What qualifies as a spec file

FlowAI detects spec files by path and naming convention:

  • By path: specs/, .specify/, spec/
  • By name: *.spec.md, requirements*.md, acceptance*.md, adr*.md, rfc*.md, user-story*.md, prd*.md, feature*.md

What gets extracted from specs

  • Feature IDs: patterns like UC-XXX-NNN, FEAT-NNN, STORY-NNN, REQ-NNN, RFC-NNN
  • Acceptance criteria: headings starting with Acceptance, Given, When, Then, Must, Should, Shall
  • SPECIFIES edges: every project-relative link from a spec to a source file or wiki page creates a SPECIFIES edge, making spec-to-code traceability machine-readable

Spec coverage in GRAPH_REPORT.md

The Spec Coverage section in GRAPH_REPORT.md shows:

  • How many spec documents exist
  • How many SPECIFIES edges were found (spec → code traceability)
  • Which specs have zero implementation edges (possible unimplemented features)

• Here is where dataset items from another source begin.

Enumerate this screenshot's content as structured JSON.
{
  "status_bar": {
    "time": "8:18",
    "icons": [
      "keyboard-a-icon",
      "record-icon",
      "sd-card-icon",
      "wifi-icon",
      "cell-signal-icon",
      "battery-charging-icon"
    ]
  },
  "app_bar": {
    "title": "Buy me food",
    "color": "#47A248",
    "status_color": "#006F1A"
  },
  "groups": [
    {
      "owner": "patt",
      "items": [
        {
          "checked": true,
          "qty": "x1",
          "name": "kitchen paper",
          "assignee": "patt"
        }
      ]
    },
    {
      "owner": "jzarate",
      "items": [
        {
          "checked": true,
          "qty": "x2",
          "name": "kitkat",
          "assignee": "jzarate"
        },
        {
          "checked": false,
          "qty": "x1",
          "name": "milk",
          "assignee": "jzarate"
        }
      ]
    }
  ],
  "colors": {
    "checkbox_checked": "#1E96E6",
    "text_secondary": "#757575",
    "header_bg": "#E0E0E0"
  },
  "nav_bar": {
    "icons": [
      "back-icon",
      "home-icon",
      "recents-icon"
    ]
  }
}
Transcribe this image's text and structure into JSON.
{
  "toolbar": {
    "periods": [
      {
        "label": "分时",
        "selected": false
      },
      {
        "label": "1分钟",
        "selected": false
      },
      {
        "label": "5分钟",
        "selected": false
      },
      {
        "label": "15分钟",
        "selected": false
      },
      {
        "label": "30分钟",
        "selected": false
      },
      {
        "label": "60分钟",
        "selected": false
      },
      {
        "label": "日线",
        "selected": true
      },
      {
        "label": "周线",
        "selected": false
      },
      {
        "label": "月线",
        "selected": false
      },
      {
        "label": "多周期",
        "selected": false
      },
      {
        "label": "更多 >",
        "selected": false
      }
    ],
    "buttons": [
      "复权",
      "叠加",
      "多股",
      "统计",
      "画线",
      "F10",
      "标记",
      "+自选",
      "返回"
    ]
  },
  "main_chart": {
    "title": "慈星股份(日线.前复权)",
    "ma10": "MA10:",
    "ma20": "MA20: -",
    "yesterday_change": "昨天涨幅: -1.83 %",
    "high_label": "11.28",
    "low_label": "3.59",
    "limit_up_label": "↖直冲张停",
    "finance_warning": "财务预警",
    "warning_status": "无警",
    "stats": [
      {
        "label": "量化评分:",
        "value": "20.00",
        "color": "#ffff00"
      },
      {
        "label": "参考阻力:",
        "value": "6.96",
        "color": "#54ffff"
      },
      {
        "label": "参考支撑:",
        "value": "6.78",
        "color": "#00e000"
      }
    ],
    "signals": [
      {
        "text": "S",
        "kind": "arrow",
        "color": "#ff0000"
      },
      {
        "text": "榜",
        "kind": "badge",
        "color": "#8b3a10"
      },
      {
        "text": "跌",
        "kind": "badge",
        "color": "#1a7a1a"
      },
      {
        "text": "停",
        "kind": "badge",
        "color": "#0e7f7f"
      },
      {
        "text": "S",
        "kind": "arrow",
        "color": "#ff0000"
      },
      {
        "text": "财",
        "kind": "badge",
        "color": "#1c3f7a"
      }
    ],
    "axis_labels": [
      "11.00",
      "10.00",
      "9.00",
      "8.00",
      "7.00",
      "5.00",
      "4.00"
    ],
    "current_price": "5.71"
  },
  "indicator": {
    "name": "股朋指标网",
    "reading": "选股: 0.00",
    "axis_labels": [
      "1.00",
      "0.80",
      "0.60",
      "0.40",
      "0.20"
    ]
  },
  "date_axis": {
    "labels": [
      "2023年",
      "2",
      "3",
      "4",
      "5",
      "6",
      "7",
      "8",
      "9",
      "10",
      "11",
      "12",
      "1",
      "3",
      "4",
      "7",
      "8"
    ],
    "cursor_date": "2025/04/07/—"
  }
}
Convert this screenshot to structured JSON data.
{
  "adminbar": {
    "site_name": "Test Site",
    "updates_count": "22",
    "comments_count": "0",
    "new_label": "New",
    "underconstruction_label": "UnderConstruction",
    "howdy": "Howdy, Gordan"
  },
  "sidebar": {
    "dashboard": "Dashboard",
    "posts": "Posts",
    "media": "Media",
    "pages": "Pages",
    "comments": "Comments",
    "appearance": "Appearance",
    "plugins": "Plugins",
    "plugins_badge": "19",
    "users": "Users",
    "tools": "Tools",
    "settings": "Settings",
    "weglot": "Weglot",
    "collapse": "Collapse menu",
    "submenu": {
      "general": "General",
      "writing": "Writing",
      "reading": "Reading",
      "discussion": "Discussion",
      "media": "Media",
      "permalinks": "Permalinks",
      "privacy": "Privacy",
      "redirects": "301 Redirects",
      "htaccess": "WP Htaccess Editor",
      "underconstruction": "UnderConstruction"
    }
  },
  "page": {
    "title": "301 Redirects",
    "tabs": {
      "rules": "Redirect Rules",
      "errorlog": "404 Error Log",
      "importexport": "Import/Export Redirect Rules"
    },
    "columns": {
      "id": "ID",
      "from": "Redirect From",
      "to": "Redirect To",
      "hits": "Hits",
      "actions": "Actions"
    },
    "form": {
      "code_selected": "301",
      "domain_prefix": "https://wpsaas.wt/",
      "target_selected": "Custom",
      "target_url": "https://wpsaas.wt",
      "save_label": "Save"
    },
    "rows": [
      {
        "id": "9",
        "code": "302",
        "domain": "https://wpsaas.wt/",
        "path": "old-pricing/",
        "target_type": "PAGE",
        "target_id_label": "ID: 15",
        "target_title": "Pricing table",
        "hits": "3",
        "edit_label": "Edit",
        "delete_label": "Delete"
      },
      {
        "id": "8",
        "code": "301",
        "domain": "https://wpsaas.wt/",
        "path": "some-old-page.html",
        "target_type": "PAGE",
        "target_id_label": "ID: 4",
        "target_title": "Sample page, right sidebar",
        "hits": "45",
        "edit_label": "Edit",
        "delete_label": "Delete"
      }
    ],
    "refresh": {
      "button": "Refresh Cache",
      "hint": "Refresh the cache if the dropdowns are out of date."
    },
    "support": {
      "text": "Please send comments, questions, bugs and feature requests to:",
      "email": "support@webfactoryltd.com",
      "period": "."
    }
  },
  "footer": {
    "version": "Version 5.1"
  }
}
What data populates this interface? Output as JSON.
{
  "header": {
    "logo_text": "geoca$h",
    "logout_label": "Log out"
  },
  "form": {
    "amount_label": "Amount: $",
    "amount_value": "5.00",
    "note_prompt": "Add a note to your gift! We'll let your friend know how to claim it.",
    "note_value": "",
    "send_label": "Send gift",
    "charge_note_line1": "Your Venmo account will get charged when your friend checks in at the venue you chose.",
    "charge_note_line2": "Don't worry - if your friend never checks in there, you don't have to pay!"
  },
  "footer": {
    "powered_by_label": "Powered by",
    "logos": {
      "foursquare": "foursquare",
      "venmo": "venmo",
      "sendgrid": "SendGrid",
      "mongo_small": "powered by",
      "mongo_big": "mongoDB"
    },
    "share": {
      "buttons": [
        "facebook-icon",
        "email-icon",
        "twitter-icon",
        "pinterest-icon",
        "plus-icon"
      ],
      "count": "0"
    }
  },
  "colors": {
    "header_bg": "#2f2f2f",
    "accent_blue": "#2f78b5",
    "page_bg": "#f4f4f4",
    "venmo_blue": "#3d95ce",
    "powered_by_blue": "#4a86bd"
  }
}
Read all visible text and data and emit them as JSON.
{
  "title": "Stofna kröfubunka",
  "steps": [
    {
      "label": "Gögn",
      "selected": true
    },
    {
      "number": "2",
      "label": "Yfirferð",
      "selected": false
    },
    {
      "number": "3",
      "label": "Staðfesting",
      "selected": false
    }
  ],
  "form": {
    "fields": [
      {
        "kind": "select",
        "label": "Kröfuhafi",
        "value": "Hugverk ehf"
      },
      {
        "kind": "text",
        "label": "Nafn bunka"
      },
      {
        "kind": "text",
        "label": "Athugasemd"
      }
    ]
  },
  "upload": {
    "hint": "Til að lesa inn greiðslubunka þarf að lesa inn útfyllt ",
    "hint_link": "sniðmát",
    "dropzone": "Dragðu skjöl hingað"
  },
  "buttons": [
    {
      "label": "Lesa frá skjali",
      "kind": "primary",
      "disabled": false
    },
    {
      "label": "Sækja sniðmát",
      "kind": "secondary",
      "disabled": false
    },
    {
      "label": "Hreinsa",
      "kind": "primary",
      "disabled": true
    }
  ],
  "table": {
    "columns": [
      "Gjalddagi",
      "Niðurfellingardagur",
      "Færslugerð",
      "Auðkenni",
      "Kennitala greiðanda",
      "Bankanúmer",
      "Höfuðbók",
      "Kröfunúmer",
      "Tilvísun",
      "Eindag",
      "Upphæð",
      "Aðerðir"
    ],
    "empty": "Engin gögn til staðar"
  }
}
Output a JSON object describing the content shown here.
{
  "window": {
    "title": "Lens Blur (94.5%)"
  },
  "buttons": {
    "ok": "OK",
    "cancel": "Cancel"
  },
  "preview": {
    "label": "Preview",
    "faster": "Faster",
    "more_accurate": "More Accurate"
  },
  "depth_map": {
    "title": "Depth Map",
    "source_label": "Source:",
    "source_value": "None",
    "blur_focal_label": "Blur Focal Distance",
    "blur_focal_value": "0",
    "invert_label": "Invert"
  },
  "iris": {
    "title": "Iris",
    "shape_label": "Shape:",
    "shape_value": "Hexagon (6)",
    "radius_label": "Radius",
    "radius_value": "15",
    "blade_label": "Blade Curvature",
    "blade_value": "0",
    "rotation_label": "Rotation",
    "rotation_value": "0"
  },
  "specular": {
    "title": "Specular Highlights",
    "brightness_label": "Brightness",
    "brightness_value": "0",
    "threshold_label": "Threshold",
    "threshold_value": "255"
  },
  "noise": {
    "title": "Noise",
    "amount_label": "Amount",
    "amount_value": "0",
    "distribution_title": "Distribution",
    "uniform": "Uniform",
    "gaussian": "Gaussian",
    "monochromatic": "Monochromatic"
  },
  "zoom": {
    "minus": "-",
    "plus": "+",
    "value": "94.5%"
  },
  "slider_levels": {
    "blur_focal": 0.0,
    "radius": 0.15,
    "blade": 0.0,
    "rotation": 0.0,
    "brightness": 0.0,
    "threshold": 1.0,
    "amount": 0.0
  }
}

Run flowai graph lint to detect specs with no corresponding implementation and code that has no spec coverage.

SDD navigation protocol

Specs (.specify/, specs/)  ─ SPECIFIES edges ─►  Implementation (src/)
                      ↑
          flowai graph lint detects divergence

Before touching any source file, agents read the relevant spec node first. This ensures implementation faithfully reflects intent and reduces hallucinated behavior.


Inspiration

The persistent wiki pattern is inspired by Andrej Karpathy's llm-wiki concept — the idea of compiling knowledge into a persistent wiki maintained by the LLM rather than re-deriving context from scratch every session.

FlowAI's implementation is purpose-built for multi-agent agentic pipelines and Spec-Driven Development workflows. All code is original — graph extraction, community detection, wiki operations, and CLI integration are written from scratch in bash + jq, designed to work without Python, external graph databases, or network dependencies.